Et nous appelerons surface toute classe d'équivalence
de domaines " potentiellement superposables" c'est à dire superposable à une réorganisation
près.
Exemple 2:
En utilisant le Tangram, on se familiarisera
sans difficulté avec ces notions de classes d'équivalence de domaines "potentiellement
superposables."


La
groupie du planiste: C'est facile quand les pièces sont faites d'avance. En
fait tu ne nous fais pas travailler sur de l'inconnu. C'est une situation que
tu as préalablement planifiée. C'est comme l'énoncé d'une situation abstraite.
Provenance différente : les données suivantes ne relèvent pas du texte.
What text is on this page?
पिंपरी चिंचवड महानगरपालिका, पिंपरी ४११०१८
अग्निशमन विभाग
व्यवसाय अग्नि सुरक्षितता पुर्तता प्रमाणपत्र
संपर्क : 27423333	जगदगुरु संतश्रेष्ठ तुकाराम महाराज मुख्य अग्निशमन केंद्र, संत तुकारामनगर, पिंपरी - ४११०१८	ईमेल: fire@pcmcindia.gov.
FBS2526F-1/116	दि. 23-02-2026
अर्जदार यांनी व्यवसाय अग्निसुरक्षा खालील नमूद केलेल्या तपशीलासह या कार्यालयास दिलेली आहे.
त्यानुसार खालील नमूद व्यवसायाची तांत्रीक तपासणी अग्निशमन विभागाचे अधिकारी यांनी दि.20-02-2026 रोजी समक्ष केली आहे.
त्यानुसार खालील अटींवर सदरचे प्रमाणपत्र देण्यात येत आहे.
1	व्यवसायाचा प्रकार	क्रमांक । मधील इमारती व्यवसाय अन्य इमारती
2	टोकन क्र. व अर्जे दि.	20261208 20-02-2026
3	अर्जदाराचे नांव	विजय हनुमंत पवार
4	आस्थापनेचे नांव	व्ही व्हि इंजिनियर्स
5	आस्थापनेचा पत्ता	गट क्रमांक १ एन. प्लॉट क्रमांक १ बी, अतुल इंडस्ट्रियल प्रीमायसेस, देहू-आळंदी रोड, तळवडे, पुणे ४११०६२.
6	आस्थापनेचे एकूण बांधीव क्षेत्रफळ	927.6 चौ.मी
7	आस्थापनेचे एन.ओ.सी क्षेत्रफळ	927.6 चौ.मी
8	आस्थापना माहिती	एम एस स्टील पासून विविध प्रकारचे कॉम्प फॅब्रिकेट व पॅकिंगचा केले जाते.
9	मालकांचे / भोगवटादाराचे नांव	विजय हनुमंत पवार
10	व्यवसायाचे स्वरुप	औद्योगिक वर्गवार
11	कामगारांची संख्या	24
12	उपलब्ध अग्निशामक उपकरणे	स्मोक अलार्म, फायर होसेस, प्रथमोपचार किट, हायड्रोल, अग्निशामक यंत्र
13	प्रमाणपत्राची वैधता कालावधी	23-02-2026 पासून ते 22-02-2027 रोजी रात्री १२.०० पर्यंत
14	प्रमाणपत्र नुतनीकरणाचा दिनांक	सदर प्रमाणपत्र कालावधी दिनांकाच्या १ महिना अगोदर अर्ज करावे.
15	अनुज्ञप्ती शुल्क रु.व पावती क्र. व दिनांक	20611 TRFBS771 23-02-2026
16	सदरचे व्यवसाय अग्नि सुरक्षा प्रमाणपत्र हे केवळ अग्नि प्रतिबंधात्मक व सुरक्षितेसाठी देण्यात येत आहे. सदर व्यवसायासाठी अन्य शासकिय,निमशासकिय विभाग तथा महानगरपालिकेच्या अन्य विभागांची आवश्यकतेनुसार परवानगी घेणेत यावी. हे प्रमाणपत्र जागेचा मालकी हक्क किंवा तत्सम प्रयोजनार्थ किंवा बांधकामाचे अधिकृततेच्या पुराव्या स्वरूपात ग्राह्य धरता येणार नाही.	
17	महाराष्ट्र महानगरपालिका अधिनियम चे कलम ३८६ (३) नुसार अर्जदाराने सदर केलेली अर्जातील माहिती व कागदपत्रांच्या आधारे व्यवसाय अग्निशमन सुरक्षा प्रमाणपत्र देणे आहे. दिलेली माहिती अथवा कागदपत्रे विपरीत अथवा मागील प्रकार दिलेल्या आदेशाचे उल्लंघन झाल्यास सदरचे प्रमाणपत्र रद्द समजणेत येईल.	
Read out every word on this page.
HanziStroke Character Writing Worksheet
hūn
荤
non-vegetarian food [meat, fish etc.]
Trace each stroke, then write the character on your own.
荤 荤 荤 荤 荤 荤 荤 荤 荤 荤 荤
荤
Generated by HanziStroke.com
Tu nous demandes de travailler à faire des additions de nombres cachés. Parce
que pour toi, on le sait, additionner c'est réunir. Alors même dans le Tangram
ce que tu fais, revient à additionner des nombres. On a beau essayer de tourner
le problème dans tous les sens, on est avec des nombres. On tourne en rond.
Leplus:
Certes ... Comme tu le dis, j'additionne. Mais penses-tu que j'additionne des
entiers?
La toupie : oui et non ... ça dépend. C'est quand même des
quantités. C'est comme des mesures mais c'en n'est pas parce que tu n'as pas besoin
d'unité pour dire que c'est la même quantité.
Leplus : De même, deux
solides différents peuvent occuper une même quantité d'espace. On dit en simplifiant
qu'" ils occupent le même volume". Une situation problème intéressante consiste
à imaginer par quelle procédure on peut essayer de le valider pour un caillou
et un morceau de bois". Ces "quantités" sont appelées des grandeurs. Les longueurs,
les surfaces, les volumes sont des grandeurs. Nous veillerons
à différencier une grandeur de sa mesure.